Froid is now available as a feature of SQL Server 2019 preview. The feature is called "Scalar UDF Inlining" https://blogs.msdn.microsoft.com/sqlserverstorageengine/2018...
Available to try out for free here: https://www.microsoft.com/en-us/sql-server/sql-server-2019
I'm amazed that the implementation was under 1500 LOC! Was that the research prototype or the shipped preview?
Congratulations on the VLDB paper! Hopefully I'll come say "hi" in LA :)
The shipped preview has only a bit more than 1500LOC.
The VLDB paper was presented at Rio in Aug this year already, but I'll try to come over to LA anyways :)
If you could share any pointers about UDFs and their performance problems in Spark, I would love to investigate more.
The paper includes a brief discussion on synthesis-based techniques, and the reasoning behind Froid's design choices.

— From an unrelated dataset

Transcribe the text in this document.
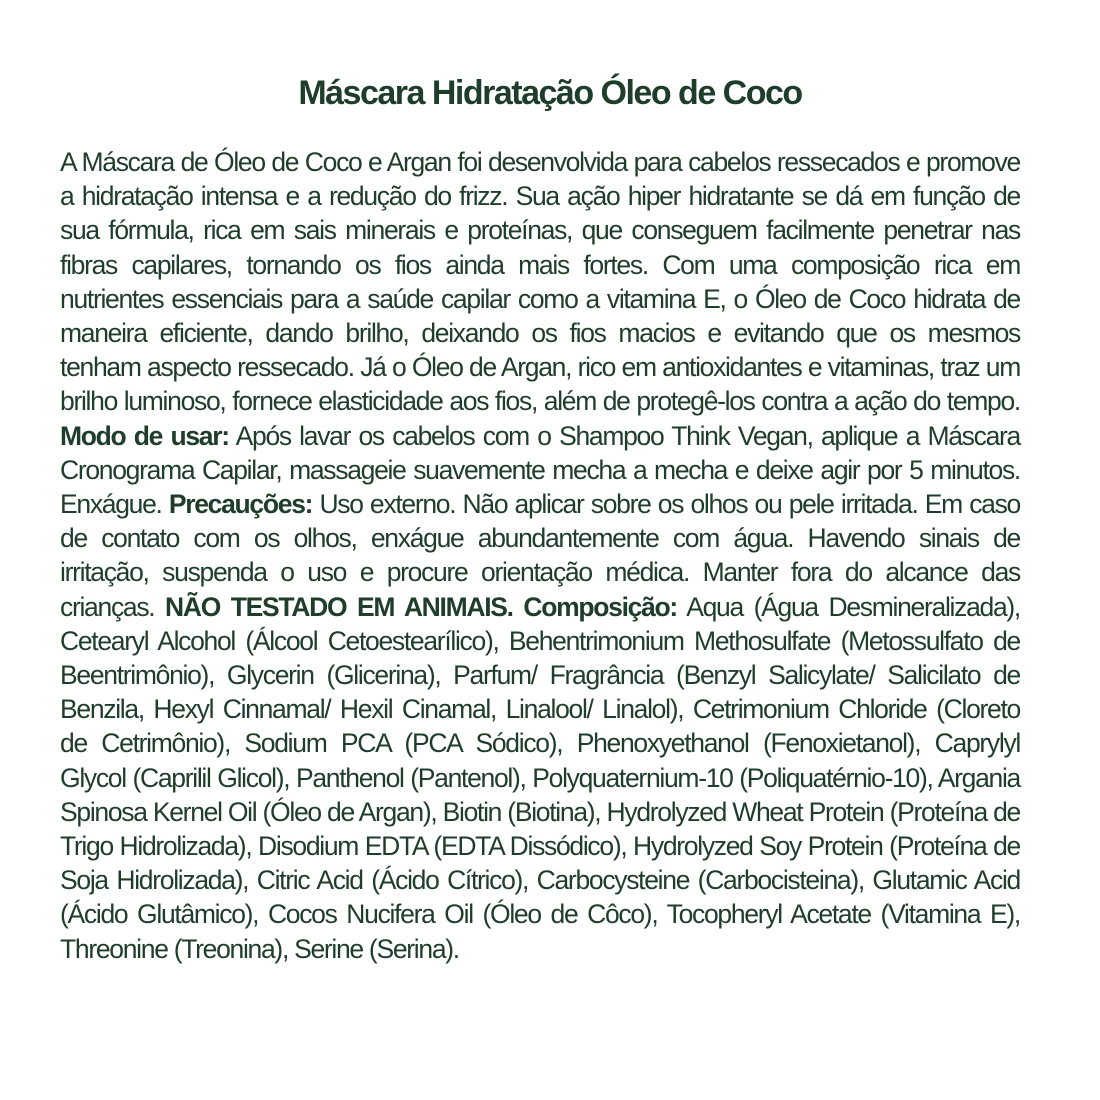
Máscara Hidratação Óleo de Coco

A Máscara de Óleo de Coco e Argan foi desenvolvida para cabelos ressecados e promove a hidratação intensa e a redução do frizz. Sua ação hiper hidratante se dá em função de sua fórmula, rica em sais minerais e proteínas, que conseguem facilmente penetrar nas fibras capilares, tornando os fios ainda mais fortes. Com uma composição rica em nutrientes essenciais para a saúde capilar como a vitamina E, o Óleo de Coco hidrata de maneira eficiente, dando brilho, deixando os fios macios e evitando que os mesmos tenham aspecto ressecado. Já o Óleo de Argan, rico em antioxidantes e vitaminas, traz um brilho luminoso, fornece elasticidade aos fios, além de protegê-los contra a ação do tempo. Modo de usar: Após lavar os cabelos com o Shampoo Think Vegan, aplique a Máscara Cronograma Capilar, massageie suavemente mecha a mecha e deixe agir por 5 minutos. Enxágue. Precauções: Uso externo. Não aplicar sobre os olhos ou pele irritada. Em caso de contato com os olhos, enxágue abundantemente com água. Havendo sinais de irritação, suspenda o uso e procure orientação médica. Manter fora do alcance das crianças. NÃO TESTADO EM ANIMAIS. Composição: Aqua (Água Desmineralizada), Cetearyl Alcohol (Álcool Cetoestearílico), Behentrimonium Methosulfate (Metossulfato de Beentrimônio), Glycerin (Glicerina), Parfum/ Fragrância (Benzyl Salicylate/ Salicilato de Benzila, Hexyl Cinnamal/ Hexil Cinamal, Linalool/ Linalol), Cetrimonium Chloride (Cloreto de Cetrimônio), Sodium PCA (PCA Sódico), Phenoxyethanol (Fenoxietanol), Caprylyl Glycol (Caprilil Glicol), Panthenol (Pantenol), Polyquaternium-10 (Poliquatérnio-10), Argania Spinosa Kernel Oil (Óleo de Argan), Biotin (Biotina), Hydrolyzed Wheat Protein (Proteína de Trigo Hidrolizada), Disodium EDTA (EDTA Dissódico), Hydrolyzed Soy Protein (Proteína de Soja Hidrolizada), Citric Acid (Ácido Cítrico), Carbocysteine (Carbocisteina), Glutamic Acid (Ácido Glutâmico), Cocos Nucifera Oil (Óleo de Côco), Tocopheryl Acetate (Vitamina E), Threonine (Treonina), Serine (Serina).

- https://medium.com/teads-engineering/spark-performance-tunin... - https://www.inovex.de/blog/efficient-udafs-with-pyspark/
There are definitely some differences between the kind of UDFs that Spark supports and the kind that Froid handles. For one, Spark UDFs cannot invoke a Spark SQL query in their definition AFAIK, whereas TSQL functions can. But still, some techniques might be applicable. Definitely worth digging further!